Ad Lib, Sound Blaster, Sound Blaster Pro compatible.
*NOT* compatible with Pro Audio Spectrum line.
Faster SCSI CD-ROM interface.
Mixer Chip: MVA-514.
Part #: 650-0123-01

In the Deluxe which was a follow-up to the Premium 3D card, the mixer chip was changed to a less feature-rich one but it did add Sound Blaster Pro mixer compatibility. It dropped the SRS surround sound technology.
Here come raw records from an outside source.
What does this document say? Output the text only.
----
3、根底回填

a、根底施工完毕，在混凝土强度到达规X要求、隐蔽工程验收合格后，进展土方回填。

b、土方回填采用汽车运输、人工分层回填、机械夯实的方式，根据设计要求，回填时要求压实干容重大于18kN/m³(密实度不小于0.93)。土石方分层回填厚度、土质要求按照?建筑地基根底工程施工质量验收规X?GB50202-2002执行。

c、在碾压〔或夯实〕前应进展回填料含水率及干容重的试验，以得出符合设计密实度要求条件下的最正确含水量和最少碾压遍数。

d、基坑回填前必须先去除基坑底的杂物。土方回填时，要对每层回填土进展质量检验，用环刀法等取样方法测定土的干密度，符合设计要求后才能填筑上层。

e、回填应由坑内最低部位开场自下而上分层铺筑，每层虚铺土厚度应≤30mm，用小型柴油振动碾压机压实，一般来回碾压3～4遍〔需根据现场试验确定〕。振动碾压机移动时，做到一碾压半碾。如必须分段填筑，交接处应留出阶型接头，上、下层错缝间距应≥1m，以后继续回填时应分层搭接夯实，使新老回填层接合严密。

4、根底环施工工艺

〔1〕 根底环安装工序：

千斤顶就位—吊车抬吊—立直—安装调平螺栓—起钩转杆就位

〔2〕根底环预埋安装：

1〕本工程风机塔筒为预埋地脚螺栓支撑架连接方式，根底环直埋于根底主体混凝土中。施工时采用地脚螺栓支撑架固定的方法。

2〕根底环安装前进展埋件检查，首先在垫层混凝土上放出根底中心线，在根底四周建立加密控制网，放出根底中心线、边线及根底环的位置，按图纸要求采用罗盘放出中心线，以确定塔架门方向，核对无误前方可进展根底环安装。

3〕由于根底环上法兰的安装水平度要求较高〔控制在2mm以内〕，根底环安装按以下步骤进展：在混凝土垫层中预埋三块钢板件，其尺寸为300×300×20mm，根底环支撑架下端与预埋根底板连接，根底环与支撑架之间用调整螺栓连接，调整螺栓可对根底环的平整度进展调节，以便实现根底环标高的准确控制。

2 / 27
The Wave Table header could also be used with the Korg Pro Wave, just like the Pro 3D and Premium 3D cards (see above).


Graphics Cards

Pro Graphics 1024

Introduced: 1993?
Type: VESA Local Bus
Chipset: Media Vision MVV452
Part #:
Original Price: -

The Pro Graphics 1024 was an early graphics accelerator.

Pro Graphics 1280

Introduced: 1994?
Type: VESA Local bus
Chipset: Media Vision MVV451
Part #: -
Original Price: $295

The Pro Graphics 1280 was an early graphics accelerator.

Pro Movie Studio

Introduced: 1995
Type: VESA Local Bus

The Pro Movie Studio graphics card was a Windows 95-compatible accelerator card.